The ban means that the King of Pop’s music will not be played on three major stations owned by the company — CKOI, Rythme and The Beat. Dicaire told the Canadian Broadcasting Corporation that the decision also applies to Cogeco Media stations in smaller markets. The company operates 23 radio stations in total that reach more than five million listeners per week.
So far, Cogeco Media is alone in its move to #SilenceMichaelJackson.
A Corus Radio spokesperson told the Canadian Press on Sunday, “We currently have no plans to pull the songs but are monitoring the situation closely.”
Variety reported that, despite stories that emerged over the weekend, England’s BBC2 had no plans to remove Jackson’s music. “The BBC does not ban artists,” a rep told the website. “We consider each piece of music on its merits and decisions on what we play on different networks are always made with relevant audiences and context in mind.”
In the U.S., Cumulus Media, one of the largest owner and operators of AM and FM radio stations, said the company “is never in favor of censorship,” according to Variety.
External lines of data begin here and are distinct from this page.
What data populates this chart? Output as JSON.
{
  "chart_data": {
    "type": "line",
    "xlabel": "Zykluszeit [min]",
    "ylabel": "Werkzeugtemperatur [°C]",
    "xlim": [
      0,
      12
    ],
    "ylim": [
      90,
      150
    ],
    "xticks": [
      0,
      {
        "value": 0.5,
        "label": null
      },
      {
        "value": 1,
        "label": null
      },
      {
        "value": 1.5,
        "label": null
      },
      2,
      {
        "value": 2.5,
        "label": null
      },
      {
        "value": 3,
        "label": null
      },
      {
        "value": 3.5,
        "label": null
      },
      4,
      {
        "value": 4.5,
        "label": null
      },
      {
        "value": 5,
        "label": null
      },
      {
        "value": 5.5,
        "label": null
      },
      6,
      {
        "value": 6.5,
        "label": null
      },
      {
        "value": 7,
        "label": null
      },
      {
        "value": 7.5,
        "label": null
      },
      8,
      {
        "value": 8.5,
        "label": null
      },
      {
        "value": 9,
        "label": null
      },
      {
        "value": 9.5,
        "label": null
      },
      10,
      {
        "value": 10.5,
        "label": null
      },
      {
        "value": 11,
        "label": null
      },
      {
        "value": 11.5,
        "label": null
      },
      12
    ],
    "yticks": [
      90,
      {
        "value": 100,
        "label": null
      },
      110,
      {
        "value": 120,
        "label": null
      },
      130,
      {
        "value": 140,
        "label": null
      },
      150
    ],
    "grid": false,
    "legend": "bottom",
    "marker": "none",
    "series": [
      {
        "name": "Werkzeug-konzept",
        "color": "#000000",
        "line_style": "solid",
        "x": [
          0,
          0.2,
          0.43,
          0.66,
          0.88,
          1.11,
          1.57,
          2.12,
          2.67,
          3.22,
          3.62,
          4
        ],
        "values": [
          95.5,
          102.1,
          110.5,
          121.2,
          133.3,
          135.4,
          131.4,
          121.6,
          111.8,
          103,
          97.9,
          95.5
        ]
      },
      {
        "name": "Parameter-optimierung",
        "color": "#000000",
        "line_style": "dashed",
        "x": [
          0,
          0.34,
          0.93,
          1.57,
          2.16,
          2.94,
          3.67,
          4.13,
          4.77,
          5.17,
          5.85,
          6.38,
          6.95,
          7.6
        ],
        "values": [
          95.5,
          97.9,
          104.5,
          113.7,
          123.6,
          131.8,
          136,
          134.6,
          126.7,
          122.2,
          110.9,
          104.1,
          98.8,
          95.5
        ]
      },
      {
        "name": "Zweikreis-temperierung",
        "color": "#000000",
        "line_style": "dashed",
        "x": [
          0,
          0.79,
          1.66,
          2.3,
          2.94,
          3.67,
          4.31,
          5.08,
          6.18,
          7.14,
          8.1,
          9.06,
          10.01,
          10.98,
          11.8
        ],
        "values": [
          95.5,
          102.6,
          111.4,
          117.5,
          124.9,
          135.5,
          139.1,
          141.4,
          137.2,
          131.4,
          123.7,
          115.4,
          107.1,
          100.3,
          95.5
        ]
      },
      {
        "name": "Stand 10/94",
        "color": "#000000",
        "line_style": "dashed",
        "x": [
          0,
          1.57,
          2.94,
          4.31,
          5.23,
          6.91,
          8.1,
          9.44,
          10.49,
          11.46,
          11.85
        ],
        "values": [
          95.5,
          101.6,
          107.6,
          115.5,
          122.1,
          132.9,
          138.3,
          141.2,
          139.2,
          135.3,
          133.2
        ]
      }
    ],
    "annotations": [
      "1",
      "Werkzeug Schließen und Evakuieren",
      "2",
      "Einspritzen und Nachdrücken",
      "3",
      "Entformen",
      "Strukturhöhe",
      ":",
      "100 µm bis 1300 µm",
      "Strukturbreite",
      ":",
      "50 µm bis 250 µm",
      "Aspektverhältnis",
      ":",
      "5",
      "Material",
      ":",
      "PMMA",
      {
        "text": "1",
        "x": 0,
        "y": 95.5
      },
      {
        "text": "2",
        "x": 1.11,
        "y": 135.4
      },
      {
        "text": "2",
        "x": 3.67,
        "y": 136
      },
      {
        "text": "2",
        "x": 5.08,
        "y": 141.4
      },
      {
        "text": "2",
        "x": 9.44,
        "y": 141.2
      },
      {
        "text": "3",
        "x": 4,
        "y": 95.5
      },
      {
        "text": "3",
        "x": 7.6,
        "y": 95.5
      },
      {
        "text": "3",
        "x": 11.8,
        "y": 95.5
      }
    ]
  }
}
Reps for iHeartRadio, the country’s largest radio network, declined Variety‘s request for comment and so did streaming services Spotify and Apple Music. (Last year, Spotify was widely criticized for its “hateful conduct” policy announced in response to R. Kelly.)
In the Leaving Neverland documentary, which aired on HBO Sunday and Monday, two men, Wade Robson and James Safechuck, detailed abuse allegations against the singer, who died in 2009. Jackson maintained his innocence amid similar allegations when he was alive — and was found not guilty of charges with both Robson and Safechuck testifying on his behalf.
The Jackson family has spoken out against the documentary — as has the Jackson Estate. Various members of Jackson’s family criticized Oprah Winfrey for having the accusers for a sit-down after the film aired. For her part, Winfrey, who was molested as a child, called sexual abuse “a scourge on humanity.”
Meanwhile, the Michael Jackson musical will go on despite the allegations.